An Israeli development is shown in the background of a Palestinian home in East Jerusalem, on the West Bank.

The Associated Press 2009

PHOENIX —The American Civil Liberties Union is challenging a 2016 Arizona law that bars state and local governments from doing business with any firm that won’t do business with Israel, saying it violates free speech rights.

ACLU’s lawsuit filed in federal court contends the law illegally forces business owners to choose between their political beliefs and being able to sell goods and services to government agencies. Attorney Kathleen Brody wants an order to prohibit the state from forcing firms from making that choice. There was no immediate response from the Arizona Attorney General’s Office, which will have to defend the law in court.

The law spells out that public agencies cannot enter into contracts with any company unless the deal includes “written certification that the company is not currently engaged in, and agrees for the duration of the contract to not engage in, a boycott of Israel.”

David Gowan, who was House speaker at the time, said he wanted to use the economic strength of the state to undermine the international Boycott, Divest and Sanctions movement.

The idea behind the BDS movement is to get people to boycott companies that do business with Israel to pressure that country to change its policies including settlements on the West Bank. Among the companies targeted, Gowan said, are Boeing and Caterpillar, which both have a presence in Arizona.

Gowan called the boycott movement “anti Semitic,” and said his legislation shows Arizona is supportive of Israel, “its strongest ally in the Middle East.”

What it also is, the ACLU’s Brody contends, is unconstitutional.

The lawsuit is being brought on behalf of Mik Jordahl, a Flagstaff attorney who has done legal work for the Coconino County Jail District worth more than $18,000 a year.

Jordahl, according to Brody, also is a non-Jewish member of Jewish Voice for Peace which endorses the BDS movement to protest the actions of the Israeli government “including the occupation of Palestinian territories.” She said he personally boycotts consumer goods and services provided by businesses supporting the occupation.

He signed the certification the first time last year on behalf of his law firm, Brody said, but made it clear that reflected only his business and not his personal beliefs. But when asked to sign again earlier this year, Jordahl balked.

Brody said Jordahl wants to extend his personal boycott to his firm’s consumer choices. For example, she said, he would refuse to purchase office equipment from Hewelett Packard because that company provides information technology services used by Israeli security at checkpoints throughout the West Bank.

And Jordahl said he’d like his firm to be able to provide support, including help, to Jewish Voice for Peace and other boycott participants.

“The certification requirement chills individual express and association,” Brody told the court.

“The politically motivated boycott of consumer goods and services offered by companies operating in Israel, and/or Israeli settlements in the occupied Palestinian territories, is speech and expressive activity related to a matter of public concern,” she continued. “It is therefore protected by the First Amendment.”

Brody also said the law is legally flawed because it is one-sided.

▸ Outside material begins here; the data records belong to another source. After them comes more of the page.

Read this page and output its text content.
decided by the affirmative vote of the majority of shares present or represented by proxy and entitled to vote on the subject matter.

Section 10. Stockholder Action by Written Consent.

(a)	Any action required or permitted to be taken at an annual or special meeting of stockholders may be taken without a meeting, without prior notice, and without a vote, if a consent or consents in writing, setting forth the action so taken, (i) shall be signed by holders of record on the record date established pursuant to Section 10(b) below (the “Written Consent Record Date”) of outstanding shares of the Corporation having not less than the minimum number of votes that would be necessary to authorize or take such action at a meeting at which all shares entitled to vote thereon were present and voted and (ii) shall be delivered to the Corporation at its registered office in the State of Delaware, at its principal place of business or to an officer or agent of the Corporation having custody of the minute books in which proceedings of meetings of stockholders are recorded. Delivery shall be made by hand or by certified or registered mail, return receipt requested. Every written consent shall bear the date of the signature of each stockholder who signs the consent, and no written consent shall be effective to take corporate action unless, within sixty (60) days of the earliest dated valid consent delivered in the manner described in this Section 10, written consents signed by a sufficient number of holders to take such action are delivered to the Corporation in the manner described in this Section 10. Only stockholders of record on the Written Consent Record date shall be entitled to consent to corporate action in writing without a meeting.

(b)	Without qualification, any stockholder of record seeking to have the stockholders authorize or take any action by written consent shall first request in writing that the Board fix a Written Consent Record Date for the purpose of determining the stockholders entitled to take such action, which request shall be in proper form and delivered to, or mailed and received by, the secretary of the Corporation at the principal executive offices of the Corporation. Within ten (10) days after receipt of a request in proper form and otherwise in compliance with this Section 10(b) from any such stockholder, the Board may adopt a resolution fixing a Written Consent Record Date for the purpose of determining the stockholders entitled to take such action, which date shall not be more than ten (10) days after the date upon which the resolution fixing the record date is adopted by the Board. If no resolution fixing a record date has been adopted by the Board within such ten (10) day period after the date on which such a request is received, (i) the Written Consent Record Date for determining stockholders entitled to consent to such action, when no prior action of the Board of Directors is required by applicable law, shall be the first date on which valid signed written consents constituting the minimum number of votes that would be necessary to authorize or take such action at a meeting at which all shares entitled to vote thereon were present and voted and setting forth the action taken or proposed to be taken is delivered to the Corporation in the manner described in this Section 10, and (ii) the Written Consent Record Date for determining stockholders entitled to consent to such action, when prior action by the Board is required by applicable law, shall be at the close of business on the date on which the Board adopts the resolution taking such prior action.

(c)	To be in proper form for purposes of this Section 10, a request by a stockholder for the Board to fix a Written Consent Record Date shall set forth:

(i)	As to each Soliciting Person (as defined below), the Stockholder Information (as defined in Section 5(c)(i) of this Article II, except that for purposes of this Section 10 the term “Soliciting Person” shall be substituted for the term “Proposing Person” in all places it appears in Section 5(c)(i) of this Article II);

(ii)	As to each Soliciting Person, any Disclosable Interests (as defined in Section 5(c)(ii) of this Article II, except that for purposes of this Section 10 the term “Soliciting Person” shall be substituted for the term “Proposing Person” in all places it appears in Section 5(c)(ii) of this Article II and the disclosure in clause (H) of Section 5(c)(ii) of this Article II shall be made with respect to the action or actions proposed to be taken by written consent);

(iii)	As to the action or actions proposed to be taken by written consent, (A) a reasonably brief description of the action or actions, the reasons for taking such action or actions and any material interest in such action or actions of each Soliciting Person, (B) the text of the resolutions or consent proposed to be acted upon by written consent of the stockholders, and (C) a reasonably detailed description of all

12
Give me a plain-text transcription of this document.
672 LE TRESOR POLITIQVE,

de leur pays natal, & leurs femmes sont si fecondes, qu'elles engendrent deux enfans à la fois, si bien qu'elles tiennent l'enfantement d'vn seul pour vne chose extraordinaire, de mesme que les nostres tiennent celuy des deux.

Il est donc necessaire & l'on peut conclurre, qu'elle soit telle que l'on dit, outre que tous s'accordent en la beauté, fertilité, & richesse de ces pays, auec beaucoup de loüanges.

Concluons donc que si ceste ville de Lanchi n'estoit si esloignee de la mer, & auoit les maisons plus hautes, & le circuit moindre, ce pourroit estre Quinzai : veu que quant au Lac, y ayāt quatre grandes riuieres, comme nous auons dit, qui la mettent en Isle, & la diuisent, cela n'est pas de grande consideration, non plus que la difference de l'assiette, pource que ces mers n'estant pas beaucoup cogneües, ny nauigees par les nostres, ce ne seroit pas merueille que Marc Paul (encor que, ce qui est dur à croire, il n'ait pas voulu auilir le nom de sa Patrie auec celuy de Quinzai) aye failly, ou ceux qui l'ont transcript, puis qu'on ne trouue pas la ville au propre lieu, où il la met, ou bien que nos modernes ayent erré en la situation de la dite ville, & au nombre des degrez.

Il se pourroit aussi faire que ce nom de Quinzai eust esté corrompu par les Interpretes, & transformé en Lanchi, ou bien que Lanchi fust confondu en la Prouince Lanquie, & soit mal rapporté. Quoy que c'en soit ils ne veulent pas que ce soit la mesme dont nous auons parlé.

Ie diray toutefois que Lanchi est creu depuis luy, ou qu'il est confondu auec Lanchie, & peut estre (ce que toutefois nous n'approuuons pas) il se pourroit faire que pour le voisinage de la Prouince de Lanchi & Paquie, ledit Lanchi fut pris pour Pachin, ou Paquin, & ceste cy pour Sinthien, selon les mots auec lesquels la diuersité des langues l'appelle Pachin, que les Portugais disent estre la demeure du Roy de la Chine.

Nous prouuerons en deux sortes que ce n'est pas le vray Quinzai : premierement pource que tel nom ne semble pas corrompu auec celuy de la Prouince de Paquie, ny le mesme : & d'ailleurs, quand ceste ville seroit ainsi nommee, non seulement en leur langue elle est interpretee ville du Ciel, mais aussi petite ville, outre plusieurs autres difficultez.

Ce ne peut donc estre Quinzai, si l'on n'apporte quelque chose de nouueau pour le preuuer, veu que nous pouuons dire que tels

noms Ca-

She said the law financially penalizes firms that boycott companies that do business with Israel. But it allows contractors to participate in other boycotts, including those that take the reverse position.

The law was approved by the Arizona House on a 46-14 vote and by the Senate on a 23-6 margin.

Among those expressing opposition was Sen. Steve Farley, D-Tucson, who said the measure was built on the flawed assumption that all Israelis and all Jews support that country’s current policies. But in an “active, free-market democracy,” he said, people think different ways.